Once the shoot wrapped, however, the problem the filmmakers thought they'd take the most heat for — the considerable frontal male nudity — never materialized. "We didn't want to get coy about draping legs just so, but we also didn't want to flaunt it in people's faces," says Mantello. "Our attitude was, if you saw somebody's d---, you saw it and if you didn't, you didn't. It just seemed natural and innocent that way." That, he guesses, is why the MPAA not only came back with an R rating instead of an NC-17 but complimented the filmmakers for making "a really tasteful film. We were shocked. But we said, 'Um, gee, thanks.'"

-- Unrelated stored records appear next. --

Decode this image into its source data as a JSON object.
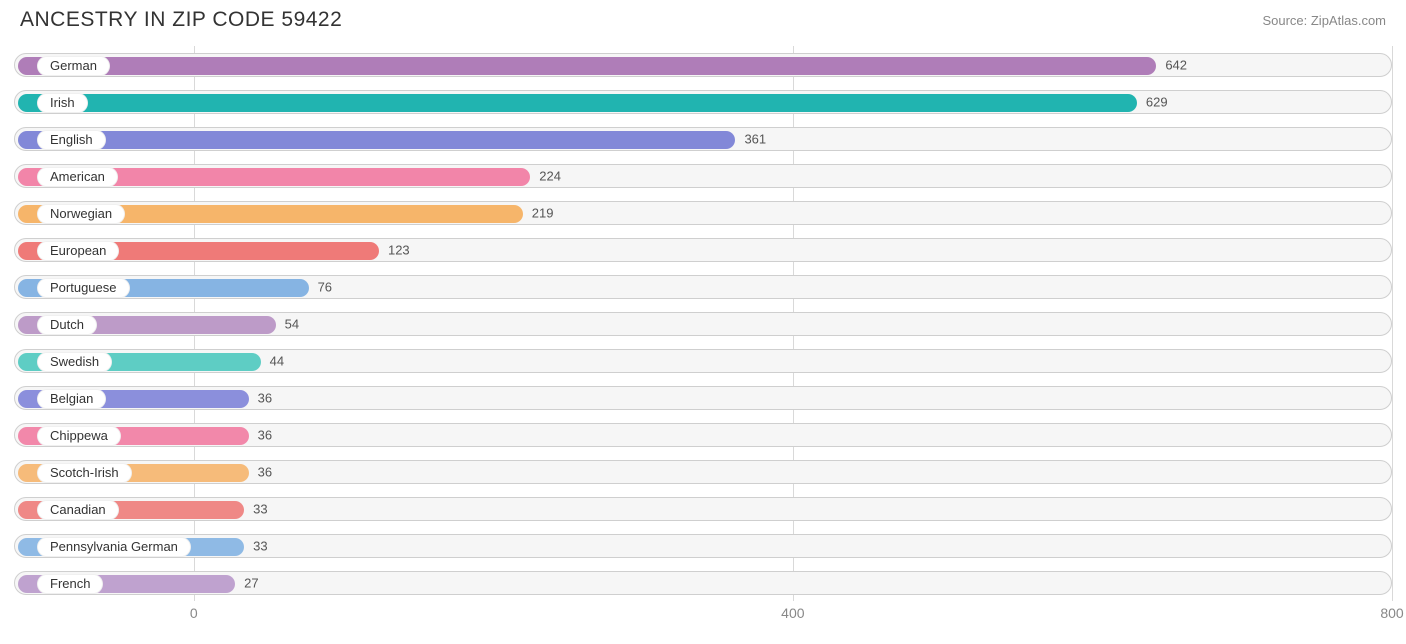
{
  "header": {
    "title": "ANCESTRY IN ZIP CODE 59422",
    "source": "Source: ZipAtlas.com"
  },
  "chart": {
    "type": "bar",
    "orientation": "horizontal",
    "x_min": -120,
    "x_max": 800,
    "x_ticks": [
      0,
      400,
      800
    ],
    "track_background": "#f6f6f6",
    "track_border": "#cfcfcf",
    "grid_color": "#d9d9d9",
    "label_pill_bg": "#ffffff",
    "title_font_size": 21,
    "axis_font_size": 14,
    "label_font_size": 13,
    "bars": [
      {
        "label": "German",
        "value": 642,
        "color": "#af7db8"
      },
      {
        "label": "Irish",
        "value": 629,
        "color": "#21b4b0"
      },
      {
        "label": "English",
        "value": 361,
        "color": "#8288d8"
      },
      {
        "label": "American",
        "value": 224,
        "color": "#f285a9"
      },
      {
        "label": "Norwegian",
        "value": 219,
        "color": "#f6b56a"
      },
      {
        "label": "European",
        "value": 123,
        "color": "#ef7a78"
      },
      {
        "label": "Portuguese",
        "value": 76,
        "color": "#86b4e3"
      },
      {
        "label": "Dutch",
        "value": 54,
        "color": "#bd9bc8"
      },
      {
        "label": "Swedish",
        "value": 44,
        "color": "#5ecdc4"
      },
      {
        "label": "Belgian",
        "value": 36,
        "color": "#8b8fdc"
      },
      {
        "label": "Chippewa",
        "value": 36,
        "color": "#f288aa"
      },
      {
        "label": "Scotch-Irish",
        "value": 36,
        "color": "#f6bb7a"
      },
      {
        "label": "Canadian",
        "value": 33,
        "color": "#ef8886"
      },
      {
        "label": "Pennsylvania German",
        "value": 33,
        "color": "#8fbae5"
      },
      {
        "label": "French",
        "value": 27,
        "color": "#bfa2cf"
      }
    ]
  }
}
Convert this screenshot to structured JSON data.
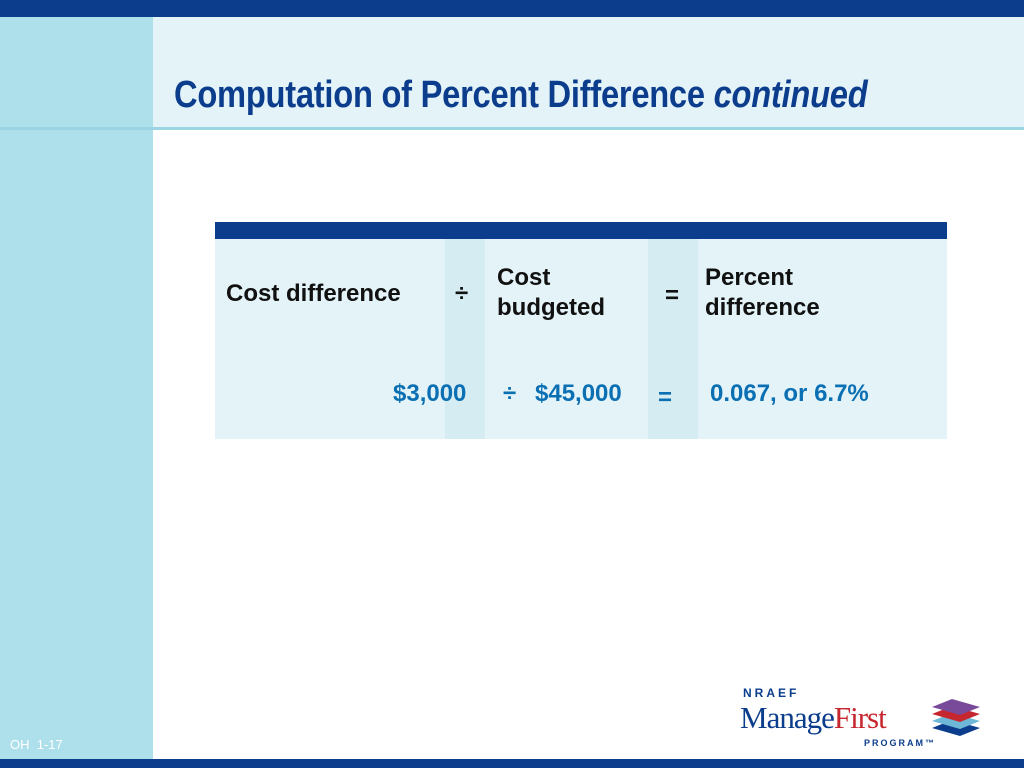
{
  "slide": {
    "title": "Computation of Percent Difference",
    "title_suffix": "continued",
    "footer_code": "OH  1-17"
  },
  "table": {
    "header": {
      "cost_difference": "Cost difference",
      "divide": "÷",
      "cost_budgeted_line1": "Cost",
      "cost_budgeted_line2": "budgeted",
      "equals": "=",
      "percent_difference_line1": "Percent",
      "percent_difference_line2": "difference"
    },
    "row": {
      "cost_difference": "$3,000",
      "divide": "÷",
      "cost_budgeted": "$45,000",
      "equals": "=",
      "percent_difference": "0.067, or 6.7%"
    }
  },
  "logo": {
    "top": "NRAEF",
    "manage": "Manage",
    "first": "First",
    "bottom": "PROGRAM™"
  },
  "colors": {
    "brand_navy": "#0b3d8c",
    "accent_light_blue": "#ade0ea",
    "value_blue": "#0a6fb3",
    "logo_red": "#c6262e"
  }
}
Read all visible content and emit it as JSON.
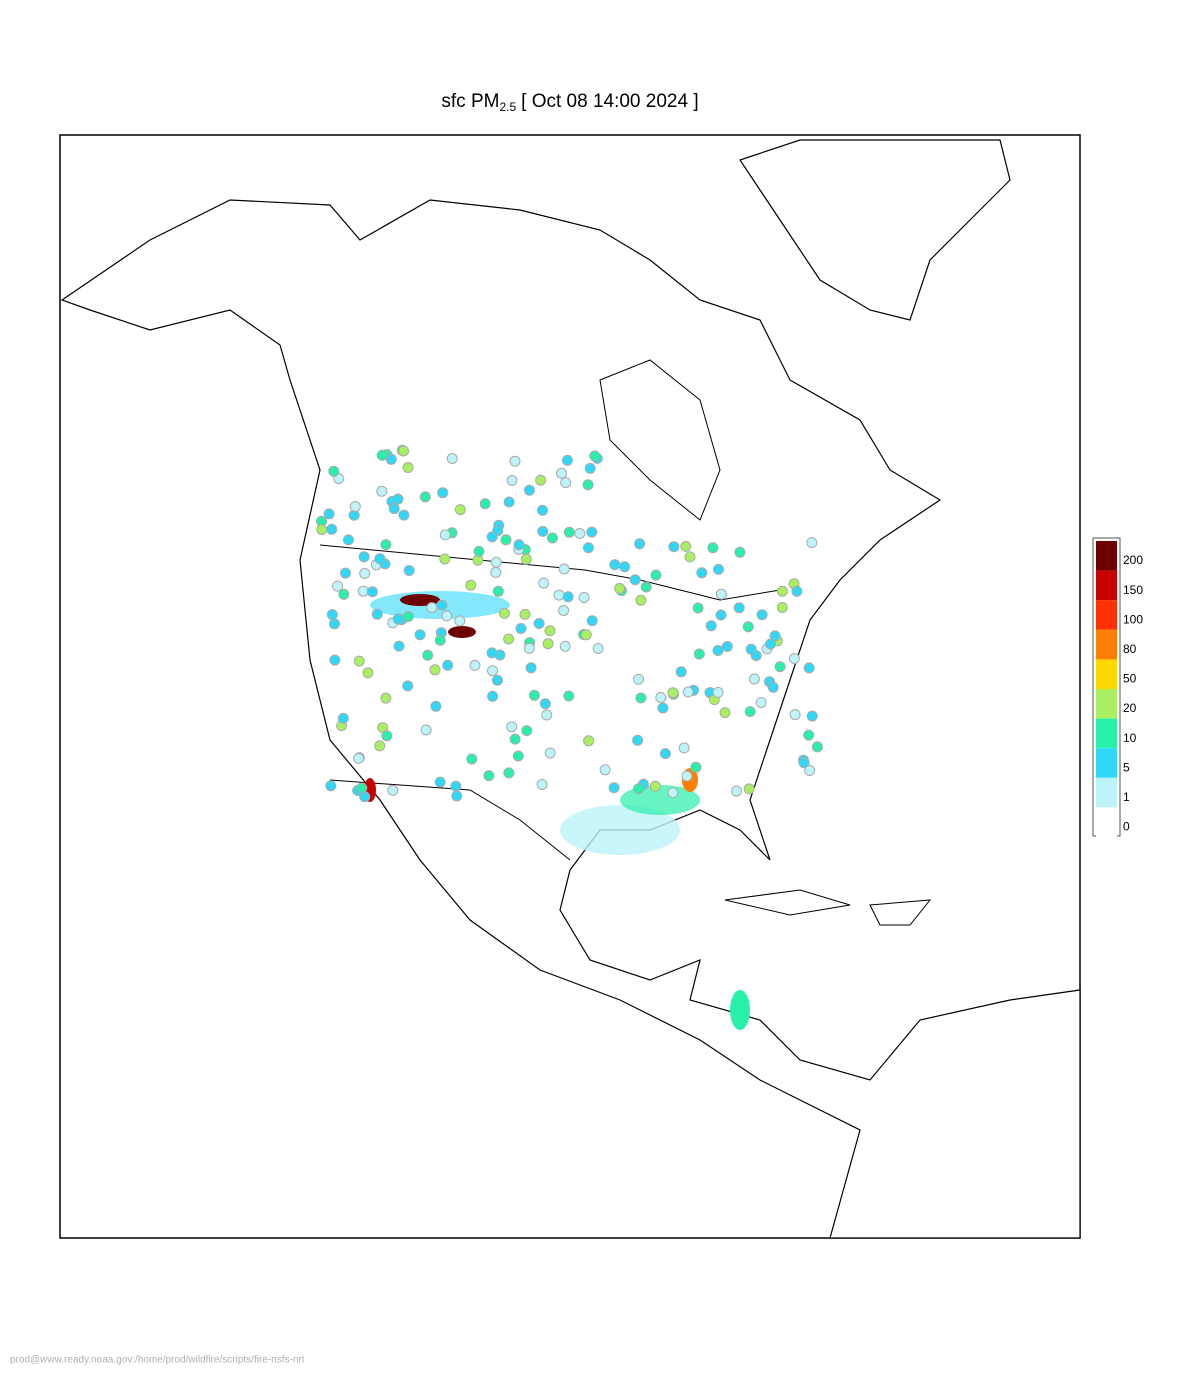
{
  "title": {
    "prefix": "sfc PM",
    "subscript": "2.5",
    "suffix": "[ Oct 08 14:00 2024 ]"
  },
  "legend": {
    "levels": [
      200,
      150,
      100,
      80,
      50,
      20,
      10,
      5,
      1,
      0
    ],
    "colors": [
      "#6e0000",
      "#c80000",
      "#ff3000",
      "#ff8000",
      "#ffd800",
      "#a8f060",
      "#28f0a8",
      "#30d8f8",
      "#bcf4fa",
      "#ffffff"
    ]
  },
  "footer": "prod@www.ready.noaa.gov:/home/prod/wildfire/scripts/fire-nsfs-nrt"
}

In the end, Fine Line's marketing staff may well wish the MPAA had balked: By all accounts, they were counting on a controversy to help sell the movie. "The $64,000 question is, who's the audience?" says Alexander. "Well, the gay community will probably come. The art-house community will probably come. We think it'll be a movie that critics take to. But after that audience is exhausted? My folks are not homophobic, but I don't think they've ever seen two men kissing, and I don't know how comfortable that would make them on a huge screen, with no place else to look. My mom kept saying [during shooting] 'When is it coming out?' And I had to honestly say to her, 'You know, I'm not sure that this is gonna be one where you wanna bring everybody from the condo.'

"Mostly," continues Alexander, working up into punchline mode, "because tutus are not flattering to anybody, especially to me." Ranging his voice into flighty Buzz altitudes, he falls completely into character. "Those things make my breasts look very small. Not to mention I come off very hippy."